Dass die Euro-Zone zerbrechen kann, löst in den beteiligten Staaten, insbesondere in der deutschen Bundesrepublik, nationale Fluchtreflexe aus: Von der Flucht aus der Verantwortung bis zur Flucht aus dem Euro ist alles dabei, was zum Auseinanderbrechen des Euro-Systems führen kann. Wenn ausgerechnet die politische Führung des Exportlandes Deutschland mit ihrer Verantwortungsverweigerung weitere Schritte in den Euro-Abgrund unternimmt, dann ist das außergewöhnlich dumm: Denn wenn der europäische Markt weg bricht, bricht auch der deutsche Export zusammen. Die EU braucht mehr Integration, nicht weniger. Die EU braucht die Angleichung der Lebensverhältnisse, mehr gemeinsame Wirtschafts- und Sozialpolitik und nicht weniger, wenn man nicht zur National-Staaterei zurückkehren will. Zu dieser Angleichung gehören auch gemeinsame Anleihen aller Länder der Währungsunion. Spekulationen gegen einzelne Länder sind dann schlechter möglich. Die Zinsen dürften insgesamt günstiger ausfallen. Auf Dauer würden die "Rettungs"-Kosten sinken.
Bisher sind es die enteigneten Bürger Europas, die mit Einsparungen, mit der Verschlechterung ihres Lebensstandards, die Banken-Rettung finanzieren. Dabei sind in den Haushalten der europäischen Staaten noch jede Menge Einsparmöglichkeiten, die nicht die privaten Haushalte belasten würden. Der deutsche Steuerzahler alimentiert zur Zeit mit 3,7 Millionen den Libyen-Krieg. An dem nimmt Deutschland zwar nicht offiziell teil, aber weil unser Land mit etwa 15 Prozent an allen NATO-Kosten beteiligt ist, darf es auch diesen Krieg mittragen. Gemessen an den anderen Aufwendungen ist das natürlich ein Kleckerbetrag. Auch die jährlich gut 120 Millionen des deutschen NATO-Mitgliedsbeitrages könnten, würde man sie streichen, den Haushalt nicht sanieren. Aber wenn man sich die vielen Auslandseinsätze der NATO sparte, vom Jugoslawienkrieg bis zum Krieg in Libyen, wäre man der Sanierung der europäischen Haushalte schon ein gutes Stück näher gekommen. Beispiel Kosovo-Krieg: Eine Bundeswehrstudie schätzte ein, dass der militärische Preis des Krieges bei 11 Milliarden (damals noch DM) lag. Die Wiederaufbaukosten sollten nach der selben Studie bei etwa 80 Milliarden liegen. Das Ergebnis der "friedenssichernden und friedenserhaltenden Mission" ist, gut zehn Jahre nach dem Krieg, in diesen Tagen zu besichtigen: Nichts ist gut im Kosovo.

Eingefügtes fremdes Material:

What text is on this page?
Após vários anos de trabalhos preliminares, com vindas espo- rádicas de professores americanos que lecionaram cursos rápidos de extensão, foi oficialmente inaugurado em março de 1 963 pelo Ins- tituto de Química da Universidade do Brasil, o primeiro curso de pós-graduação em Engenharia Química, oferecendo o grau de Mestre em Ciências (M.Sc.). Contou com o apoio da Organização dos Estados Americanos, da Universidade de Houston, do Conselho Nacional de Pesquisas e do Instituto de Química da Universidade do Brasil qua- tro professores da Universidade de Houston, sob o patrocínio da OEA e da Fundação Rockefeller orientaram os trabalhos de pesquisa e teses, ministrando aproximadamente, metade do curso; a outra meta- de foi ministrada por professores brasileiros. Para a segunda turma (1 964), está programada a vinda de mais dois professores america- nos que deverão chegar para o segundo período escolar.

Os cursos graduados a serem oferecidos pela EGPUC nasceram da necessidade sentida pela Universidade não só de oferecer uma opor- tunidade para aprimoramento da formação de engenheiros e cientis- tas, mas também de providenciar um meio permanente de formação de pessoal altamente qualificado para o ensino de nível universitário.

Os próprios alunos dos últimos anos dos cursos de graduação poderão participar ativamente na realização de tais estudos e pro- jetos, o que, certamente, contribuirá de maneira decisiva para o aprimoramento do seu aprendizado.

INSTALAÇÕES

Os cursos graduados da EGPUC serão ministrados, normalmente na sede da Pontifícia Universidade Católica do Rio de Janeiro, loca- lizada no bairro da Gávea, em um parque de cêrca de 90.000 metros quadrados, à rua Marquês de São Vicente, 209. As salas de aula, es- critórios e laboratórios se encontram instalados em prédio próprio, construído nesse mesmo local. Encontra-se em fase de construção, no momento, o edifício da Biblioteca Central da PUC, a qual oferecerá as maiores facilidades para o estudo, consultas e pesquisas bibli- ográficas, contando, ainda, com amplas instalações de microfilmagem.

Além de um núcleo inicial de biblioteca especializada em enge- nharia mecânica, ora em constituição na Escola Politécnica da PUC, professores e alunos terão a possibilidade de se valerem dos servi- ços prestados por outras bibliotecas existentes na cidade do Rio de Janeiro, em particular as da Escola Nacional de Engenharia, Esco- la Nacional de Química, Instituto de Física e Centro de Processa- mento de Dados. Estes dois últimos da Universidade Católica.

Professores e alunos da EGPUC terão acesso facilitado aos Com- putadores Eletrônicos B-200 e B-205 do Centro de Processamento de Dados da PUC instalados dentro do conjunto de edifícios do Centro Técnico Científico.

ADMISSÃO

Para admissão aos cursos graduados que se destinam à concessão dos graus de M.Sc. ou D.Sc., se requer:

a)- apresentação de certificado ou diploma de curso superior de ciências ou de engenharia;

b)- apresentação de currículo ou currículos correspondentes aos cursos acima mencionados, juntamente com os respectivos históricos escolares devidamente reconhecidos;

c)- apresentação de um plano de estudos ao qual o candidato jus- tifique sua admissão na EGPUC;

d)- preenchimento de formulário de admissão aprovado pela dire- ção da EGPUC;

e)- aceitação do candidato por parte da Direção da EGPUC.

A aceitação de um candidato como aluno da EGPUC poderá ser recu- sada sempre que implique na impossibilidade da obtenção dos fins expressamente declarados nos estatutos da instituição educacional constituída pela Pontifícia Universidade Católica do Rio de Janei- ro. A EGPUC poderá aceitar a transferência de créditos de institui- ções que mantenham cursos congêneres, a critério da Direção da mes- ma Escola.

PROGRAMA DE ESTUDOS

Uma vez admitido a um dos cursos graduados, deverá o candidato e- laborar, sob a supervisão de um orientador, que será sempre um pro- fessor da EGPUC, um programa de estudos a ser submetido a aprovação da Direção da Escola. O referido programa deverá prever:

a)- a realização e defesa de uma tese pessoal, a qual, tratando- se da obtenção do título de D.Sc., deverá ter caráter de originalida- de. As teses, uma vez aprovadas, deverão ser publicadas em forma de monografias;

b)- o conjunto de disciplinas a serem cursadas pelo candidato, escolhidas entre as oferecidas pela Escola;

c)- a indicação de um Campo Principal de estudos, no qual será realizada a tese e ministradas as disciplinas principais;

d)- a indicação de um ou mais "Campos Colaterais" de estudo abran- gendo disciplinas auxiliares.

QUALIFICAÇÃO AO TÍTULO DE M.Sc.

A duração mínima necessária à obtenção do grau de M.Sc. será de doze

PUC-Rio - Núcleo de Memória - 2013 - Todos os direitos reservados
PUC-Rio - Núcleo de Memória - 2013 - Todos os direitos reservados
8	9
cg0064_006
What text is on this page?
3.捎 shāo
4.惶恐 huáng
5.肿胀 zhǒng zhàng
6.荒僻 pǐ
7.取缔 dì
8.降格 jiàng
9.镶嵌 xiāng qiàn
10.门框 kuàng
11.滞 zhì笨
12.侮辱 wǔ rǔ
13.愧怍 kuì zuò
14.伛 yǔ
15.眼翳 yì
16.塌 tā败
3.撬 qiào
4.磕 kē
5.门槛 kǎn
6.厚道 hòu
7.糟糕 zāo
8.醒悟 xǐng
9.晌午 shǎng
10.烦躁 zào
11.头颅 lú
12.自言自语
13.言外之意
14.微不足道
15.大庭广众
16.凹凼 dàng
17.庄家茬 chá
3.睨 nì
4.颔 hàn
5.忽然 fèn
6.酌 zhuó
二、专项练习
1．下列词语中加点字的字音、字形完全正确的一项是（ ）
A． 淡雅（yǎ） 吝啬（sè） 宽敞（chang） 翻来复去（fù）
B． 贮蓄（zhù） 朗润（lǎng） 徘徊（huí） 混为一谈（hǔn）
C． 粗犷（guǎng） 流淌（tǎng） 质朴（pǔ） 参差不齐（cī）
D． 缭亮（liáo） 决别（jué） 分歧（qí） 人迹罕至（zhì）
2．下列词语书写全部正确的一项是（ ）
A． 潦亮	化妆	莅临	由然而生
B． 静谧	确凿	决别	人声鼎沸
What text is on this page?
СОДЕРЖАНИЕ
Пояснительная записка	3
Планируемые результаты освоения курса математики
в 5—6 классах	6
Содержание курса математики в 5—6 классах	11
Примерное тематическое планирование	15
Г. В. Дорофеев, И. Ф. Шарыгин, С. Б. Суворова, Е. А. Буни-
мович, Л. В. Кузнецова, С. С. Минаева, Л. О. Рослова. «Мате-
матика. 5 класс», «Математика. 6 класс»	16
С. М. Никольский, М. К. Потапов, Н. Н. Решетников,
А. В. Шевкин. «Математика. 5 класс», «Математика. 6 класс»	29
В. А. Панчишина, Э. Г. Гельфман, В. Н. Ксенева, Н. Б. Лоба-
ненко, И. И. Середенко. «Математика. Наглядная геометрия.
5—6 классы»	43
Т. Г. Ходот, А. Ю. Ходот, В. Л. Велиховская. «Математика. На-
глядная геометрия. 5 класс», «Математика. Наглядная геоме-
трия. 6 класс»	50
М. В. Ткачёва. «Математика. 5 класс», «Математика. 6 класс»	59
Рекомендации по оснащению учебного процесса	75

Es ist zum Beispiel die NATO, die sich die Europäer sparen könnten, um ihrer Enteignung entgegenzuwirken. Erst recht wenn man beobachten kann, dass die USA zur Zeit an ihrem extrem hohen Militärhaushalt zu zerbrechen drohen. Aber es ist natürlich auch das dumme Gequatsche der Sorte Brüderle, die sich die Menschen in Europa sparen könnten. Das würde nicht unmittelbar zur Besserung der finanziellen Lage beitragen, wäre aber ein schöner Beitrag zum Umweltschutz: Die schädlichen Emissionen europäischen Politiker-Blödsinns zur Vernebelung der Gehirne würden aufhören und wirkliches Nachdenken könnte beginnen.